Prof. Peter Scheuermann, Department of Electrical Engineering and Computer Science, Northwestern University, USA and visiting professor at SBA Research gives a talk about “User Mobility Patterns: A Gold Mine for Intrusion Detection of Mobile Devices”.
Abstract: Theft of confidential data by unauthorized users accounts for much of the financial losses due to computer crime. However, most user authentication techniques for portable computers require explicit authentication. In the first part of this talk, we present an implicit re-authentication schemes for portable devices that monitors the user specific patterns based on file system and network activities. The various parameters relevant to these activities are mapped into a multidimensional vector space and a k-means clustering algorithm is used to construct a normal user model. Intruders are detected by measuring the distance between two distribution vectors.
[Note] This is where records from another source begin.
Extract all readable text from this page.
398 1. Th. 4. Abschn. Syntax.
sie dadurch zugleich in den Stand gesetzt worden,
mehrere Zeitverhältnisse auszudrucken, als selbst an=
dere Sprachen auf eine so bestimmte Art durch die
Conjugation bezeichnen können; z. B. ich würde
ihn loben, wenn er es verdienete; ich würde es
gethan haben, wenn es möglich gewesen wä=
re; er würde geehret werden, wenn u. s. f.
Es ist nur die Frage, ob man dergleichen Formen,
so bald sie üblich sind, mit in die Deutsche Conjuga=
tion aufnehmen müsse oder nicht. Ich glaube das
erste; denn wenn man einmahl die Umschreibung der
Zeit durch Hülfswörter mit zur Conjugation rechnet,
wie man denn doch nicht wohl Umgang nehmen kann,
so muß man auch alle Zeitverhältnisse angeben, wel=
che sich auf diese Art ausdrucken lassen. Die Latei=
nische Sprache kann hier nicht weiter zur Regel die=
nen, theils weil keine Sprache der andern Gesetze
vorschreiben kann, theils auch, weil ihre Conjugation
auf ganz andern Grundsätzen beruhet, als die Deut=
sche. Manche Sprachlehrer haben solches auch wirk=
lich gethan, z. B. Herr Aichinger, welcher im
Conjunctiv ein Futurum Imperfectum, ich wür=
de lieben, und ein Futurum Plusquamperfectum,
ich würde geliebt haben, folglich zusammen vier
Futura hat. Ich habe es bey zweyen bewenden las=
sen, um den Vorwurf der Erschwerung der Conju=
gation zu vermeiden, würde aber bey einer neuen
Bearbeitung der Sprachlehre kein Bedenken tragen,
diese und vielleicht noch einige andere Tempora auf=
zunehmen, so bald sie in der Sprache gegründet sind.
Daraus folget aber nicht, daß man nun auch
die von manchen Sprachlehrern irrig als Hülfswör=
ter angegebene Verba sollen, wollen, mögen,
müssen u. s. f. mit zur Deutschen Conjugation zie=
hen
While the above activities are useful for some types of devices, smart phones enable us to track the user behavior by observing spatio-temporal patterns. In the second part of our talk we present two statistical profiling techniques that allow us to detect anomalies corresponding to intruder patterns. Our techniques fall in the category of non-parametric collective detection anomaly models. Probabilities are extracted from the traces and anomalies correspond to a low probability region of the stochastic model. The first technique takes into account the location-in –time of users and computes the cumulative probabilities of trace samples. The second, considers also the transition probabilities between locations to construct the Markov sequence probabilities of trace samples. We present the results of our experimental evaluation based on the Reality Mining and Geolife data sets that show that our system is capable of detecting a potential intruder with 90-95 % accuracy.
This event is hosted by the IEEE CS/SMCS Austria Chapter.